Patrzyłam przenikliwie na basiora. To, co robił przed chwilą wyglądało bardzo, ale to bardzo dziwnie, wręcz podejrzanie. Generalnie nie za bardzo interesowały mnie poczynania innych członków watahy, nie bawiłam się w szeryfa jak niektórzy tutaj, ale to naprawdę mnie zainteresowało i nie miałam zamiaru tak po prostu sobie pójść. Jeśli wilk na to liczył - przykro mi, ale po moim trupie (co w sumie jest dość prawdopodobne).
- Co tu robiłeś, Corsair? - Zapytałam, podchodząc bliżej leżącego basiora.
- Nie powinno cię to interesować - Mruknął, wycierając krew.
- A może powinno zainteresować Crow's Cry'a, hm? - Wysłałam w stronę basiora kolejne pytanie. Niestety, nie zrobiło ono na wilku większego wrażenia.
- Przed nim nie mam nic do ukrycia, i tak zamierzałem do niego pójść - Odparł.
- Czyżby? - Uniosłam jedną brew, podchodząc jeszcze bliżej.
- Twoja sprawa, jeśli mi nie wierzysz - Mruknął. - Nie mam ochoty opowiadać całej watasze o moich prywatnych sprawach i planach, powinnaś to zrozumieć.

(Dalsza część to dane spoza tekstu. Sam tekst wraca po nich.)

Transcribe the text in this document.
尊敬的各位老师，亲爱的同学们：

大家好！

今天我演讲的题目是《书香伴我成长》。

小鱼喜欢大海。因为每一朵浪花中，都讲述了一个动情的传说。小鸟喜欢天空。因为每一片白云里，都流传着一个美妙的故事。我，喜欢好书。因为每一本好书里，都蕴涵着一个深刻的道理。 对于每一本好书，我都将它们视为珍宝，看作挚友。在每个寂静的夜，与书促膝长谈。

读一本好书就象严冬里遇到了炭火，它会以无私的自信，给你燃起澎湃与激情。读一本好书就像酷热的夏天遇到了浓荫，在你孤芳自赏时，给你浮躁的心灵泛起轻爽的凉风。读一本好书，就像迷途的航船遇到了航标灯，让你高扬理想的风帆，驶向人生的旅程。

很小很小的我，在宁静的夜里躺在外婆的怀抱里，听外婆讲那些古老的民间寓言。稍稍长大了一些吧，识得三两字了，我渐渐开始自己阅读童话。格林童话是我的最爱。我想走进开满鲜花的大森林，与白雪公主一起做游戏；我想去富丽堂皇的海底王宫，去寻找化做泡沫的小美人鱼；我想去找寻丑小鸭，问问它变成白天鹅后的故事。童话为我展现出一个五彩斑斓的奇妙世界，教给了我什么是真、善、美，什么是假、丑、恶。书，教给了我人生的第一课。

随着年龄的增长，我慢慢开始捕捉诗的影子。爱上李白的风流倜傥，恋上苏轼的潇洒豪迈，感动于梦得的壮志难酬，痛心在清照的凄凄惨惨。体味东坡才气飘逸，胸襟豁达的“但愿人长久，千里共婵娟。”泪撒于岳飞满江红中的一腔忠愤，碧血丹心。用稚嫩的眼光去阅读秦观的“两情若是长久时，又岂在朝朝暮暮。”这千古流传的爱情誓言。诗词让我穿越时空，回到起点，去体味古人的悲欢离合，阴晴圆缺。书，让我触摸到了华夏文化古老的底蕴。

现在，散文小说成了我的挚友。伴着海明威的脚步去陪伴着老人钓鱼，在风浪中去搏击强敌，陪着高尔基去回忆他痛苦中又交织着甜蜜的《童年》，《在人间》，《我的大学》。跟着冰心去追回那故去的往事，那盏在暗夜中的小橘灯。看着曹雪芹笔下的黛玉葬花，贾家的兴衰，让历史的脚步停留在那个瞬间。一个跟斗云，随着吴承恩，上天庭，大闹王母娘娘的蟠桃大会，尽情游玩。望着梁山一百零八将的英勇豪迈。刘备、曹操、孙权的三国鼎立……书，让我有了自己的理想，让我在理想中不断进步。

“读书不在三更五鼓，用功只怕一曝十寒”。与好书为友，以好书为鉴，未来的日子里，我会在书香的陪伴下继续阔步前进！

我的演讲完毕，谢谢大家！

- Wiem - Odparłam. - Ale to wyglądało intrygująco. I to bardzo. A wiem, że masz różne dziwne zdolności, więc pomyślałam, że może uchylisz mi rąbka tajemnicy. Z reguły nie bywam ciekawska i mało rzeczy mnie obchodzi, jednak tobie nie odpuszczę.
- To długa historia...
- Mam czas - Rzuciłam i przysiadłam na ziemi, zagradzając wilkowi wyjście z jaskini.
- No dobrze - Mruknął niechętnie. - Moje poczynania można porównać do podróży w czasie. Koncentrując się na czymś, mogę zobaczyć przeszłość tego czegoś. To chyba najprostsze możliwe wytłumaczenie.
- Mhm, rozumiem - Odparłam. Szczerze, liczyłam, że rozgada się trochę bardziej. Nie lubię, kiedy inne wilki mało mówią, to raczej moja działka. A jeśli spotkają się dwa małomówne wilki, to samo wyobrażenie sobie konwersacji między nimi jest zabawne, niekoniecznie dla tych wilków. - Więc teraz pójdziesz do Alfy i opowiesz mu o tym?
- Można tak powiedzieć - Rzekł.
- Pójdę z tobą, jeśli mogę - Powiedziałam. - Niestety, nie mam co robić, a chętnie przejdę się do Crow's Cry'a, sama mam do niego sprawę.
- Dobrze, nie widzę przeszkód, byśmy wybrali się do niego razem. Nawet nie będę pytał jaką masz do niego sprawę, pewnie i tak mi nie odpowiesz, mam rację?
- Dokładnie - Uśmiechnęłam się lekko.
Jaskinia naszego Alfy była stosunkowo blisko. Przez całą drogę żadne z nas nie starało się zaaranżować rozmowy, tak jak myślałam. W sumie to dobrze. Kocham zimę, wolałam się cieszyć jej pięknem, niż rozmawiać o pogodzie z wilkiem, którego ledwo znam. Właściwie, wiedziałam tylko o tym jak ma na imię i że ma niezwykłe zdolności. Z charakteru nie wydawał się nieciekawym osobnikiem, zastanawiałam się, czy nasza relacja pozostanie na etapie bardzo dalekich znajomych, czy może nazwiemy się kiedyś znajomymi. Byłam też ciekawa jaką konkretnie ma sprawę do Crow's Cry'a, bo raczej nie poszedłby do Alfy z jakąś drobnostką - nikt by tego nie zrobił. Moje rozmyślania przerwało krakanie, a już po niedługim czasie zobaczyliśmy chordę kruków, lecącą prosto na nas.
- Pieprzone kruki - Mruknął Corsair.
- Mi się podobają - Odpowiedziałam. - Symbolizują wspaniałe rzeczy, śmierć na przykład.
Wilk popatrzył na mnie kątem oka i już nic nie odpowiedział. W sumie, nawet jeśli chciałby coś powiedzieć, nie miałby kiedy, gdyż dotarliśmy już do jaskini Crow's Cry'a. Zapytaliśmy, czy możemy wejść, na co basior odpowiedział, że tak. W pomieszczeniu zastaliśmy również Makkę.